It entered service into the German Wehrmacht in 1934. It had a rate of fire of around 900 rpm and it weighed about 11 kilograms.[1] The length of the MG 34 was 121.9 cm and the maximum range was about 3,500 meters.[2] Since the MG 34 was designed to be able to take light and heavy roles it could be mounted onto a fixed position or it could be used by infantry with the weapon's standard bipod.[3] While tripods varied, generally the MG 34 used one of two tripods. These were the Lafette 34 for use against infantry and the Dreibein 34 for use in an anti-aircraft role. The MG 34 also carried a 75 round drum or a 250 round belt magazine. 


The MG 34 had only two variants; the MG 34/41, which had an increased rate of fire, and the MG 34 Panzerlauf, which was modified for tank usage. The MG 34/41 was slightly heavier than the original MG 34 and very little numbers were produced. The MG 34 Panzerlauf had some infantry usage features removed because it was to be confined inside tanks. This included the buttstock.
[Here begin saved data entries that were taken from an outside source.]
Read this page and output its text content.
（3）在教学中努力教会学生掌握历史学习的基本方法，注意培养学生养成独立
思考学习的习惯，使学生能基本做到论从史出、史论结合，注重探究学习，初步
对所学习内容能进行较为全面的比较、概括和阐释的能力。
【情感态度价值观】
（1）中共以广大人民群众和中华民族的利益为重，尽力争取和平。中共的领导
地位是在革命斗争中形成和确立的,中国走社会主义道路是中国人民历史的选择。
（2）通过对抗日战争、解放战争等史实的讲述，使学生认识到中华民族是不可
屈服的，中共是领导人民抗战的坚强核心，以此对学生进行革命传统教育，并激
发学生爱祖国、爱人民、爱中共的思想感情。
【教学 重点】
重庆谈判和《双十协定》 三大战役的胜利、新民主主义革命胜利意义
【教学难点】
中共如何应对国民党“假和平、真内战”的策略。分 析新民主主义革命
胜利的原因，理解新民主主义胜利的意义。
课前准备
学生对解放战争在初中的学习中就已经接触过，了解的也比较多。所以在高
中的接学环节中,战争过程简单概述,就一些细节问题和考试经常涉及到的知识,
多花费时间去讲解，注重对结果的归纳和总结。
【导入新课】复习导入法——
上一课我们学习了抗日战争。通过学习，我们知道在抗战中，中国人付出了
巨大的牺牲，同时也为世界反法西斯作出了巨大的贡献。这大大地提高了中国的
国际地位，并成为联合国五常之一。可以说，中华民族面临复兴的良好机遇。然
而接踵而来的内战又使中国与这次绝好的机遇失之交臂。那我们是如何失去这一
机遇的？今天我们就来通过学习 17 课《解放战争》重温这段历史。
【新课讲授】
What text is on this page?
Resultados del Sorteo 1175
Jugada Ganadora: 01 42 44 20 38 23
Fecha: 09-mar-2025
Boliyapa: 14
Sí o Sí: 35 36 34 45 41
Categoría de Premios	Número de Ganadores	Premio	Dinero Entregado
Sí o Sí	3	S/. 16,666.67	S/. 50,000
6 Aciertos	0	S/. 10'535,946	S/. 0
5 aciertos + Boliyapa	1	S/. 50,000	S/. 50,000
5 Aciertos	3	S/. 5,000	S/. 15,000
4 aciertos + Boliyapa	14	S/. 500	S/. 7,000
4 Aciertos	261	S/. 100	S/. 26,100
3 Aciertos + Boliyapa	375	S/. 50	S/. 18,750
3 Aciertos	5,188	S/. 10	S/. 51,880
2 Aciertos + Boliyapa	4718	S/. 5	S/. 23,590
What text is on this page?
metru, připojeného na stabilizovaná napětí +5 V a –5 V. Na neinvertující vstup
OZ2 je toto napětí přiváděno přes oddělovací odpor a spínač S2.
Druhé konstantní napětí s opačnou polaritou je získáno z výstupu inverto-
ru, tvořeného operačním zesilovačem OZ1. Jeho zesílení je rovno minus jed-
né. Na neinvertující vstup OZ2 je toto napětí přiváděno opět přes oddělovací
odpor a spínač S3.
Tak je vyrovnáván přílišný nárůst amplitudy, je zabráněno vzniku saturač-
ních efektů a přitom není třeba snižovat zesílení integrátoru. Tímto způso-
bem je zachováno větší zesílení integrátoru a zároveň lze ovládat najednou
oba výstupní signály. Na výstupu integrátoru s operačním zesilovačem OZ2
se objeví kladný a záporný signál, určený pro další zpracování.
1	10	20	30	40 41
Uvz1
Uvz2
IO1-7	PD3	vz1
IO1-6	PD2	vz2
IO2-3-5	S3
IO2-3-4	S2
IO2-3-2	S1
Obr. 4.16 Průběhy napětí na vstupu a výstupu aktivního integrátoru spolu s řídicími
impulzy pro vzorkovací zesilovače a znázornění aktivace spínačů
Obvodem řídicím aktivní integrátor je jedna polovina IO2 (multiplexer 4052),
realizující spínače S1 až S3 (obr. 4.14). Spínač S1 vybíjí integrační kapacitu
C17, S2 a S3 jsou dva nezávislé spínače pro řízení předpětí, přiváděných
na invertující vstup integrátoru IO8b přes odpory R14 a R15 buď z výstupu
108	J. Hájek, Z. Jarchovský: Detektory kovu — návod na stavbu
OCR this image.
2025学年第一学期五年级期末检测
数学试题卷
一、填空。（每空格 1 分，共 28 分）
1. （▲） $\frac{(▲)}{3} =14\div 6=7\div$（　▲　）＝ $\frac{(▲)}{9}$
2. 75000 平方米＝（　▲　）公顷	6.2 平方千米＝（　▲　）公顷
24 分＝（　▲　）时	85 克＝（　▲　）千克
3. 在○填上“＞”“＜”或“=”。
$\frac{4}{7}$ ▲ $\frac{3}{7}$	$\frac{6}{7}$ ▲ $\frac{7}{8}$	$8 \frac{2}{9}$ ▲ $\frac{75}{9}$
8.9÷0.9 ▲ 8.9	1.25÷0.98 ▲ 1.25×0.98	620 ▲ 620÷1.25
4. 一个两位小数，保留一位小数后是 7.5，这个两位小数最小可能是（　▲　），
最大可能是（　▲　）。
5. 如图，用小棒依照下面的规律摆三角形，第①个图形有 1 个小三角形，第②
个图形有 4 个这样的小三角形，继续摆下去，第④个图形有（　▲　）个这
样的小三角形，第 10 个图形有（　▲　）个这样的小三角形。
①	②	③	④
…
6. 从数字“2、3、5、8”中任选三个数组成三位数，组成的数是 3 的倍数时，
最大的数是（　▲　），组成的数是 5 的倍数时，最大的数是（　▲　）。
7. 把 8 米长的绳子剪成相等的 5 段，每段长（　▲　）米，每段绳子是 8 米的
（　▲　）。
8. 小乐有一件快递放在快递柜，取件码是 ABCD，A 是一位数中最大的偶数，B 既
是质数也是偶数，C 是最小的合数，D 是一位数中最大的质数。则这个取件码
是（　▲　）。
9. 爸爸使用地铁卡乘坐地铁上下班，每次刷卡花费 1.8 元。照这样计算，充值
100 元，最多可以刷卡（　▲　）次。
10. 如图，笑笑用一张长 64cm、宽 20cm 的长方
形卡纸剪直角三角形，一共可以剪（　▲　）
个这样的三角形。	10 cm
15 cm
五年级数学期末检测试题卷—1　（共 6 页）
The MG 34 was mainly mounted on tanks and was used throughout World War II even though it was replaced by the MG 42. Since it was a general purpose weapon it could be used in many places making it a very useful weapon to the Germans. It was used in many campaigns throughout the war. There were even some MG 34s exported to Japan at the start of the war. Unfortunately for the manufacturers of the MG 34, it was very expensive and time consuming to produce.[4] The MG 34 was meant to replace many older MGs such as the MG 13, but production never really reached such a high level. Even so, the MG 34 was used in places such as the Dieppe Raid or on the Eastern Front.